I've been reading but never really figured out. Can ZSWAP or ZRAM write compressed to disk somehow too?

Thanks! :)


>to the point that it makes me completely lose trust that any thought has been put into the human factors of the rest of the system.

This doesn't really make any sense. The issues with the file chooser are known, what's missing are design and development resources to do a redesign. The main problem is actually that the human design effort is being put into the rest of the system and not here; losing trust because of this is somewhat of a self-sabotage that you probably want to avoid.

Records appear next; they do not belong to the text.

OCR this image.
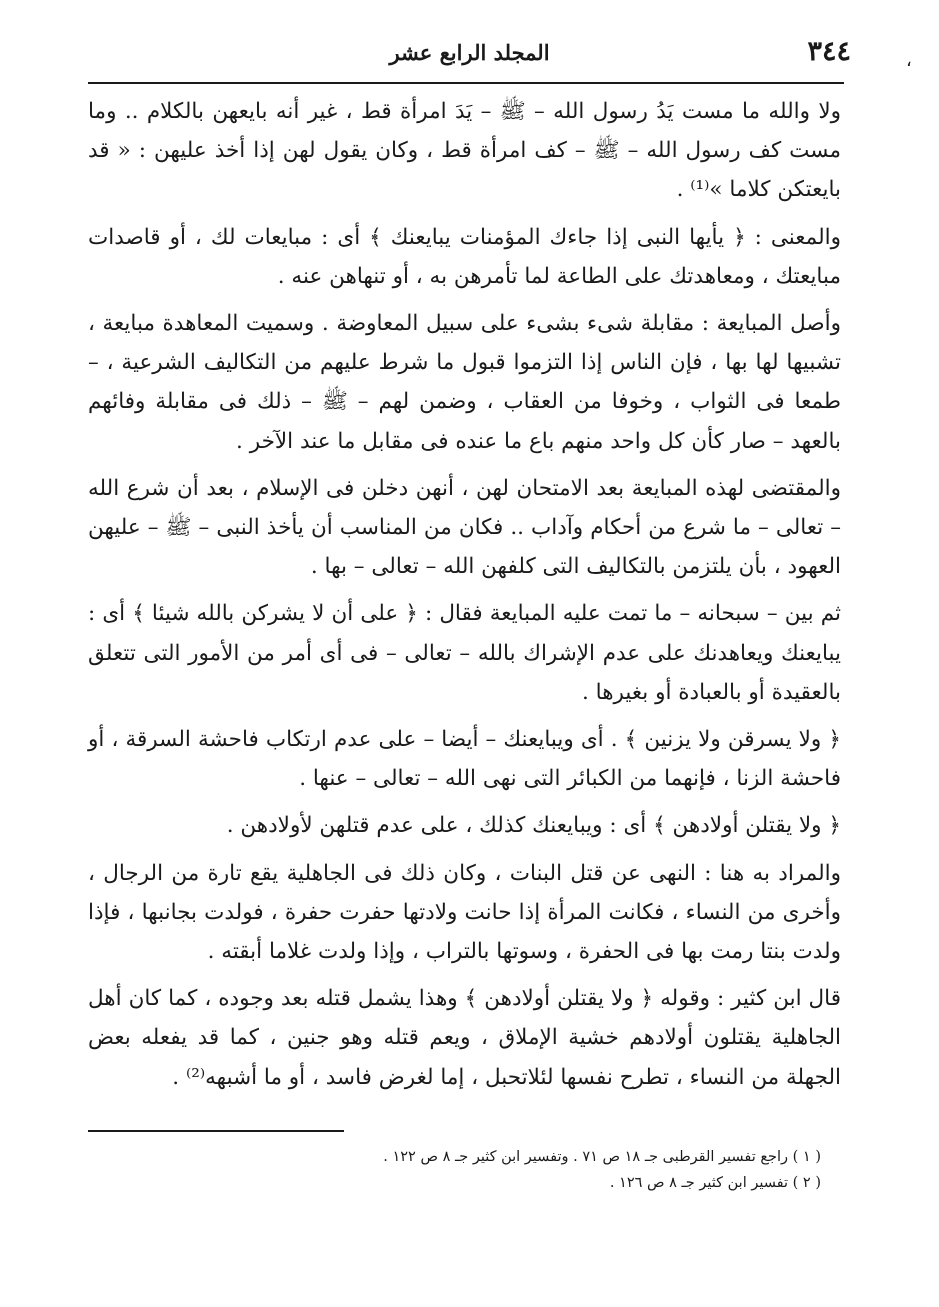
،
٣٤٤
المجلد الرابع عشر

ولا والله ما مست يَدُ رسول الله – ﷺ – يَدَ امرأة قط ، غير أنه بايعهن بالكلام .. وما مست كف رسول الله – ﷺ – كف امرأة قط ، وكان يقول لهن إذا أخذ عليهن : « قد بايعتكن كلاما »⁽¹⁾ .

والمعنى : ﴿ يأيها النبى إذا جاءك المؤمنات يبايعنك ﴾ أى : مبايعات لك ، أو قاصدات مبايعتك ، ومعاهدتك على الطاعة لما تأمرهن به ، أو تنهاهن عنه .

وأصل المبايعة : مقابلة شىء بشىء على سبيل المعاوضة . وسميت المعاهدة مبايعة ، تشبيها لها بها ، فإن الناس إذا التزموا قبول ما شرط عليهم من التكاليف الشرعية ، – طمعا فى الثواب ، وخوفا من العقاب ، وضمن لهم – ﷺ – ذلك فى مقابلة وفائهم بالعهد – صار كأن كل واحد منهم باع ما عنده فى مقابل ما عند الآخر .

والمقتضى لهذه المبايعة بعد الامتحان لهن ، أنهن دخلن فى الإسلام ، بعد أن شرع الله – تعالى – ما شرع من أحكام وآداب .. فكان من المناسب أن يأخذ النبى – ﷺ – عليهن العهود ، بأن يلتزمن بالتكاليف التى كلفهن الله – تعالى – بها .

ثم بين – سبحانه – ما تمت عليه المبايعة فقال : ﴿ على أن لا يشركن بالله شيئا ﴾ أى : يبايعنك ويعاهدنك على عدم الإشراك بالله – تعالى – فى أى أمر من الأمور التى تتعلق بالعقيدة أو بالعبادة أو بغيرها .

﴿ ولا يسرقن ولا يزنين ﴾ . أى ويبايعنك – أيضا – على عدم ارتكاب فاحشة السرقة ، أو فاحشة الزنا ، فإنهما من الكبائر التى نهى الله – تعالى – عنها .

﴿ ولا يقتلن أولادهن ﴾ أى : ويبايعنك كذلك ، على عدم قتلهن لأولادهن .

والمراد به هنا : النهى عن قتل البنات ، وكان ذلك فى الجاهلية يقع تارة من الرجال ، وأخرى من النساء ، فكانت المرأة إذا حانت ولادتها حفرت حفرة ، فولدت بجانبها ، فإذا ولدت بنتا رمت بها فى الحفرة ، وسوتها بالتراب ، وإذا ولدت غلاما أبقته .

قال ابن كثير : وقوله ﴿ ولا يقتلن أولادهن ﴾ وهذا يشمل قتله بعد وجوده ، كما كان أهل الجاهلية يقتلون أولادهم خشية الإملاق ، ويعم قتله وهو جنين ، كما قد يفعله بعض الجهلة من النساء ، تطرح نفسها لئلاتحبل ، إما لغرض فاسد ، أو ما أشبهه⁽²⁾ .

( ١ ) راجع تفسير القرطبى جـ ١٨ ص ٧١ . وتفسير ابن كثير جـ ٨ ص ١٢٢ .

( ٢ ) تفسير ابن كثير جـ ٨ ص ١٢٦ .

I can't stand KDE/Plasma for what many would consider a silly reason: I want Confirm/OK/Next actions to be in the lower right side of dialogs, and Cancel/Back in the lower left.

I have a vague memory of this being configurable a long time ago (maybe KDE 3), but this setting disappearing in later versions.

Is it possible to change this in later versions of KDE?


I just fired up the Settings dialog, and they're already where you describe?


https://docs.kde.org/stable5/en/okular/okular/configure.png

This is how the dialogs looked the last time I looked. Are you saying that it's changed?


KWin is great, as are Dolphin, the 'System Settings' GUI, and many other KDE applications. But for the life of me I cannot understand the praise of Plasma. It crashes or otherwise breaks regularly for me (for instance, my autohiding panel will sometimes disappear completely, forcing me to kquitapp5/kstart5 plasmashell to get it back) Edit mode is a usability nightmare, I feel like I need to be super careful about where I move my mouse while using it because otherwise it does things I didn't intend with errant mouse hovers. And while it may not be the fault of plasmashell itself, many of the plasmoids are broken, janky, or generally just not very good. While I use KDE, I try to avoid all the plasma stuff as much as possible.